The other VTOL that Imago is creating, Holom V-10, is fully electric. It can carry about four pounds of cargo, primarily aiming to conduct surveillance, potentially for governments.
Real-Time Collaboration and Validation: Just What Imago Needed
Alvarez working on a design in Onshape. (Courtesy Imago Aerospace)
As the name behind the VTOL acronym implies, such aircraft will ascend straight up and descend straight down to make the most of minimal space in crowded cities. For Alvarez and his team of engineers, that has meant balancing gravity and propulsion with a lightweight aircraft that can be practical and affordable. In the end, their products must go up and down like a helicopter but fly like a plane.
Alvarez’s team uses CAD (computer-aided design) software to create designs of VTOLs as they see how the possibilities of aeronautical parts and the principles of aerodynamics first play out on a computer screen. It’s a critical process, one that Alvarez expects to be collaborative and efficient. The CAD platform they first used was anything but.
“It was cumbersome,” he said. “Since all the product data management (PDM) was a free, open-source solution, sometimes we had problems trying to save the correct version.”
That ended in spring when Imago turned to the Onshape Startup Program. The program provides Imago and other qualifying hardware startups access to Onshape Professional, a fully cloud-native CAD and PDM package with integrated simulation and rendering tools. It gives Alvarez’s team the collaboration they sought. It lets Alvarez assign tasks and team members from around the world to make changes and add comments to designs in a real-time process that doesn’t skip a beat.
Their first project with Onshape was creating designs for Turix, intricate work that involves positioning aeronautical parts and validating their effectiveness. Onshape’s real-time responsiveness meant that if anyone on the team updated the volume of composite parts, for instance, it was updated right away. Knowing that a file’s latest version included all changes, Alvarez and the team didn’t have to always backtrack to confirm if every single design parameter was current.

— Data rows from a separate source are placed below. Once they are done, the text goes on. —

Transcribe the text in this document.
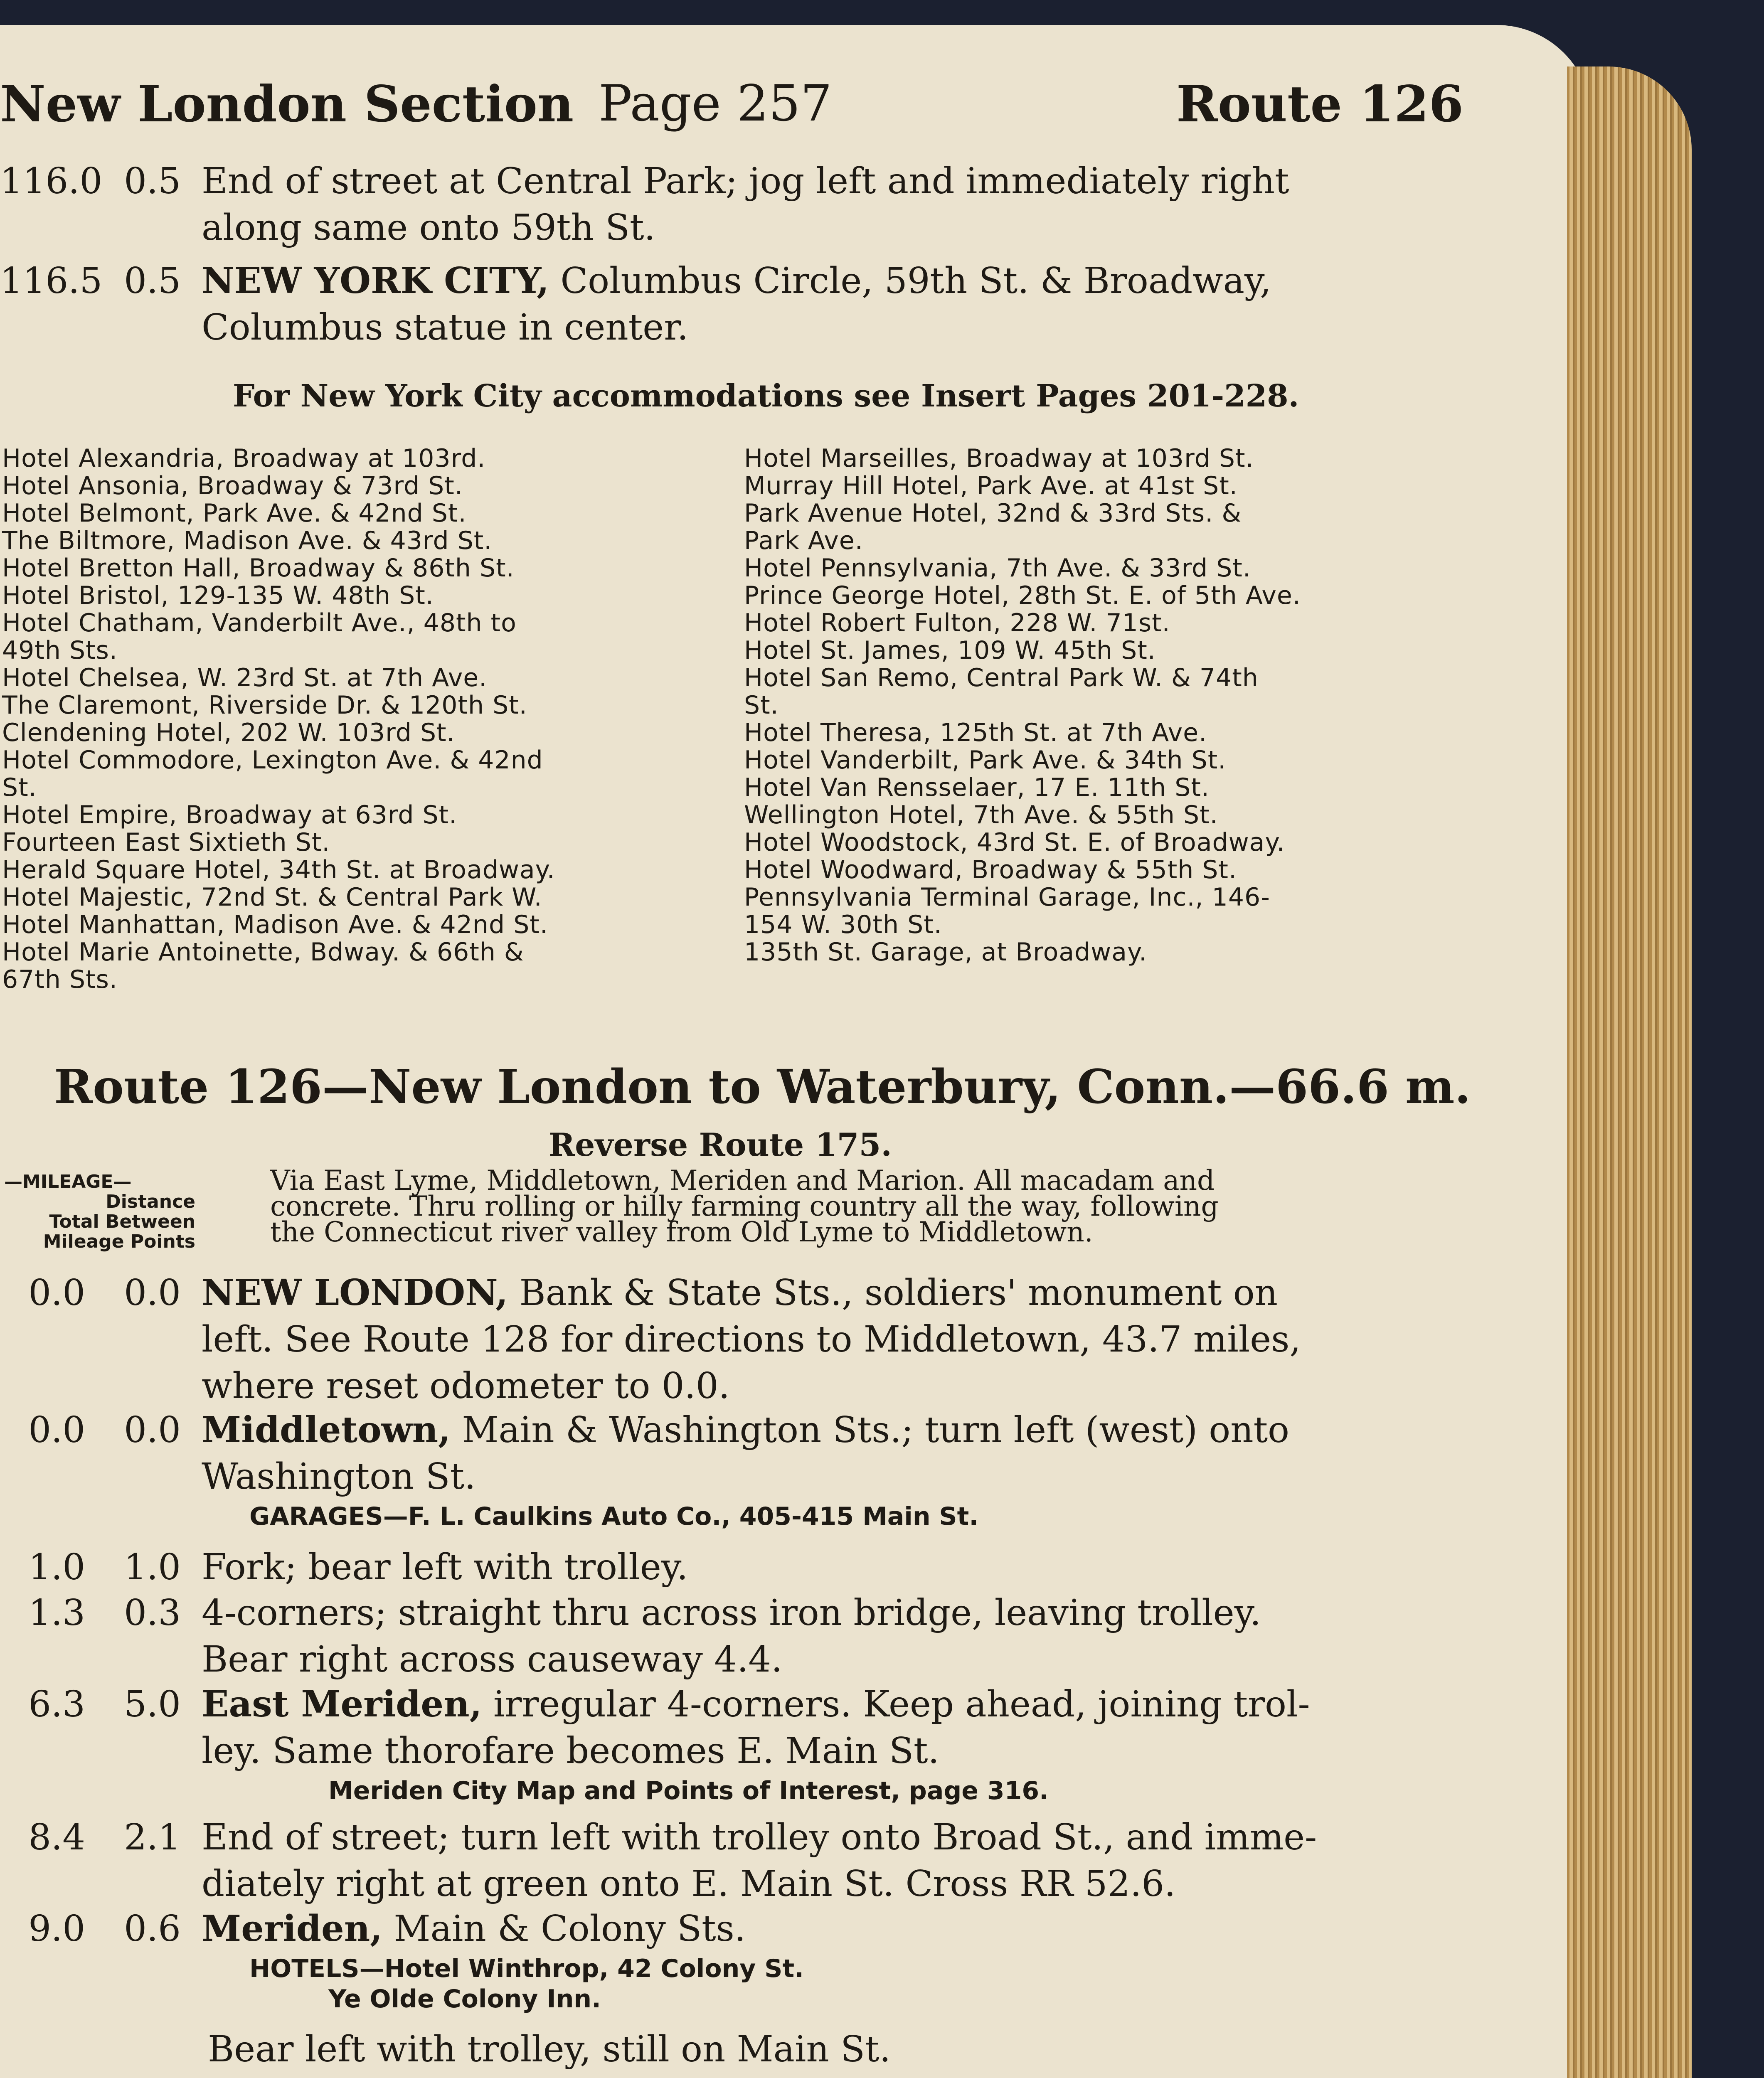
New London Section Page 257	Route 126
116.0 0.5 End of street at Central Park; jog left and immediately right
along same onto 59th St.
116.5 0.5 NEW YORK CITY, Columbus Circle, 59th St. & Broadway,
Columbus statue in center.
For New York City accommodations see Insert Pages 201-228.
Hotel Alexandria, Broadway at 103rd.
Hotel Ansonia, Broadway & 73rd St.
Hotel Belmont, Park Ave. & 42nd St.
The Biltmore, Madison Ave. & 43rd St.
Hotel Bretton Hall, Broadway & 86th St.
Hotel Bristol, 129-135 W. 48th St.
Hotel Chatham, Vanderbilt Ave., 48th to
49th Sts.
Hotel Chelsea, W. 23rd St. at 7th Ave.
The Claremont, Riverside Dr. & 120th St.
Clendening Hotel, 202 W. 103rd St.
Hotel Commodore, Lexington Ave. & 42nd
St.
Hotel Empire, Broadway at 63rd St.
Fourteen East Sixtieth St.
Herald Square Hotel, 34th St. at Broadway.
Hotel Majestic, 72nd St. & Central Park W.
Hotel Manhattan, Madison Ave. & 42nd St.
Hotel Marie Antoinette, Bdway. & 66th &
67th Sts.
Hotel Marseilles, Broadway at 103rd St.
Murray Hill Hotel, Park Ave. at 41st St.
Park Avenue Hotel, 32nd & 33rd Sts. &
Park Ave.
Hotel Pennsylvania, 7th Ave. & 33rd St.
Prince George Hotel, 28th St. E. of 5th Ave.
Hotel Robert Fulton, 228 W. 71st.
Hotel St. James, 109 W. 45th St.
Hotel San Remo, Central Park W. & 74th
St.
Hotel Theresa, 125th St. at 7th Ave.
Hotel Vanderbilt, Park Ave. & 34th St.
Hotel Van Rensselaer, 17 E. 11th St.
Wellington Hotel, 7th Ave. & 55th St.
Hotel Woodstock, 43rd St. E. of Broadway.
Hotel Woodward, Broadway & 55th St.
Pennsylvania Terminal Garage, Inc., 146-
154 W. 30th St.
135th St. Garage, at Broadway.
Route 126—New London to Waterbury, Conn.—66.6 m.
Reverse Route 175.
—MILEAGE—
Distance
Total Between
Mileage Points
Via East Lyme, Middletown, Meriden and Marion. All macadam and
concrete. Thru rolling or hilly farming country all the way, following
the Connecticut river valley from Old Lyme to Middletown.
0.0	0.0 NEW LONDON, Bank & State Sts., soldiers' monument on
left. See Route 128 for directions to Middletown, 43.7 miles,
where reset odometer to 0.0.
0.0	0.0 Middletown, Main & Washington Sts.; turn left (west) onto
Washington St.
GARAGES—F. L. Caulkins Auto Co., 405-415 Main St.
1.0	1.0 Fork; bear left with trolley.
1.3	0.3 4-corners; straight thru across iron bridge, leaving trolley.
Bear right across causeway 4.4.
6.3	5.0 East Meriden, irregular 4-corners. Keep ahead, joining trol-
ley. Same thorofare becomes E. Main St.
Meriden City Map and Points of Interest, page 316.
8.4	2.1 End of street; turn left with trolley onto Broad St., and imme-
diately right at green onto E. Main St. Cross RR 52.6.
9.0	0.6 Meriden, Main & Colony Sts.
HOTELS—Hotel Winthrop, 42 Colony St.
Ye Olde Colony Inn.
Bear left with trolley, still on Main St.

Onshape’s ease of collaboration was immediately evident when a team member in Belgium had doubts about aircraft measurements. He added comments directly in a file. Alvarez and team were able to help him double-check the dimensions on the spot.
Alvarez also appreciates Onshape’s Managed In-Context Design Tools.

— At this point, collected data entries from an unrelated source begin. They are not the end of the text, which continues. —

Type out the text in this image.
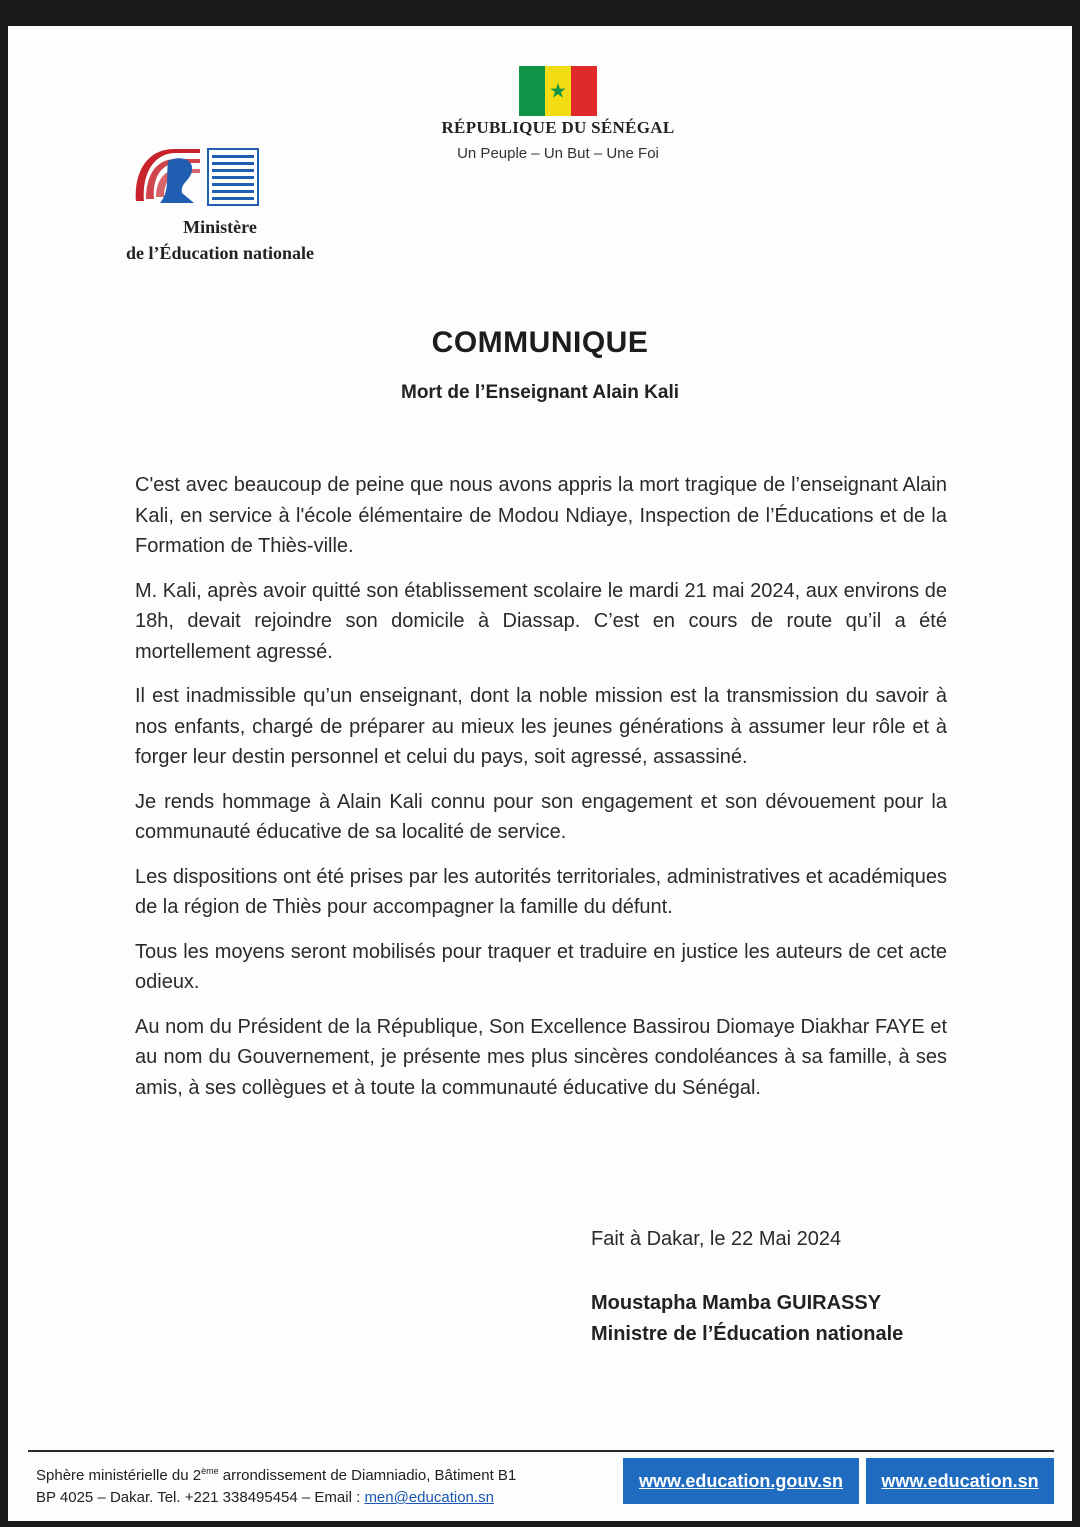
★
RÉPUBLIQUE DU SÉNÉGAL
Un Peuple – Un But – Une Foi
Ministère
de l’Éducation nationale
COMMUNIQUE
Mort de l’Enseignant Alain Kali

C'est avec beaucoup de peine que nous avons appris la mort tragique de l’enseignant Alain Kali, en service à l'école élémentaire de Modou Ndiaye, Inspection de l’Éducations et de la Formation de Thiès-ville.

M. Kali, après avoir quitté son établissement scolaire le mardi 21 mai 2024, aux environs de 18h, devait rejoindre son domicile à Diassap. C’est en cours de route qu’il a été mortellement agressé.

Il est inadmissible qu’un enseignant, dont la noble mission est la transmission du savoir à nos enfants, chargé de préparer au mieux les jeunes générations à assumer leur rôle et à forger leur destin personnel et celui du pays, soit agressé, assassiné.

Je rends hommage à Alain Kali connu pour son engagement et son dévouement pour la communauté éducative de sa localité de service.

Les dispositions ont été prises par les autorités territoriales, administratives et académiques de la région de Thiès pour accompagner la famille du défunt.

Tous les moyens seront mobilisés pour traquer et traduire en justice les auteurs de cet acte odieux.

Au nom du Président de la République, Son Excellence Bassirou Diomaye Diakhar FAYE et au nom du Gouvernement, je présente mes plus sincères condoléances à sa famille, à ses amis, à ses collègues et à toute la communauté éducative du Sénégal.

Fait à Dakar, le 22 Mai 2024
Moustapha Mamba GUIRASSY
Ministre de l’Éducation nationale
Sphère ministérielle du 2ème arrondissement de Diamniadio, Bâtiment B1
BP 4025 – Dakar. Tel. +221 338495454 – Email : men@education.sn
www.education.gouv.sn	www.education.sn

“We use that a lot. If you open an assembly and create the parts and start editing In-Context, that part is linked to the assembly,” he said.
The team’s previous CAD program forced users to hide everything on screen so they could export one specific part. He added, “With Onshape, you just click it, and you can export it really easily. That's something that’s cool.”

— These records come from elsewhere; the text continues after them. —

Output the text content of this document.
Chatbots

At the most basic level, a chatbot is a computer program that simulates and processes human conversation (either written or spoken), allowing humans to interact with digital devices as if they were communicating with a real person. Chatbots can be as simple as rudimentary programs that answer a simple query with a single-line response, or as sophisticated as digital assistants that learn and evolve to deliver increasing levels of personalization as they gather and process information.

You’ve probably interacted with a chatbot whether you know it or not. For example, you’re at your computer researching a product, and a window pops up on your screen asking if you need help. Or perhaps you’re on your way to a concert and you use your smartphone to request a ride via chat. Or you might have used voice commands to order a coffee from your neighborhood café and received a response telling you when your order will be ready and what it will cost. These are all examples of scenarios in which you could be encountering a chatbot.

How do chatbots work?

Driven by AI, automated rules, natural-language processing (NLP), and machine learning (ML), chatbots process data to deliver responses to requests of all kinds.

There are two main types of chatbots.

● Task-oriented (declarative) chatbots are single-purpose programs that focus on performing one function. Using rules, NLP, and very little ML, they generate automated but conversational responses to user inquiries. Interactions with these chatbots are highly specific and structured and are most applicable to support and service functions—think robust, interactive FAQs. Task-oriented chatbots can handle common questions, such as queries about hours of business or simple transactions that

The Imago team. (Courtesy Imago Aerospace)
A Time of Excitement and Innovation with Onshape
With Onshape making design more collaborative, intuitive, and just plain easier, Alvarez’s team can approach their work with confidence and an expectation that they won’t be stuck finding workaround solutions to program shortcomings. Their ideas and plans are instead taking off.
“Everything just connects to each other, so it's easier,” Alvarez said.
It’s an exciting time for the company. When employees aren’t designing and building, they’re conducting flight tests. It’s another step toward a day when they can look to the skies and see the products of their labor in full flight.
But they might not stop in Mexico. Last year, Imago caught the eye of the nonprofit innovation network MassChallenge. It was among the top five finalists for the organization’s U.S. Early Stage Community Choice Award.
The award reminded Alvarez that at this early stage, he’s grateful his team can rely on Onshape. “It accelerates our process and allows us to be more proactive and solve problems. All that helps us keep innovating.”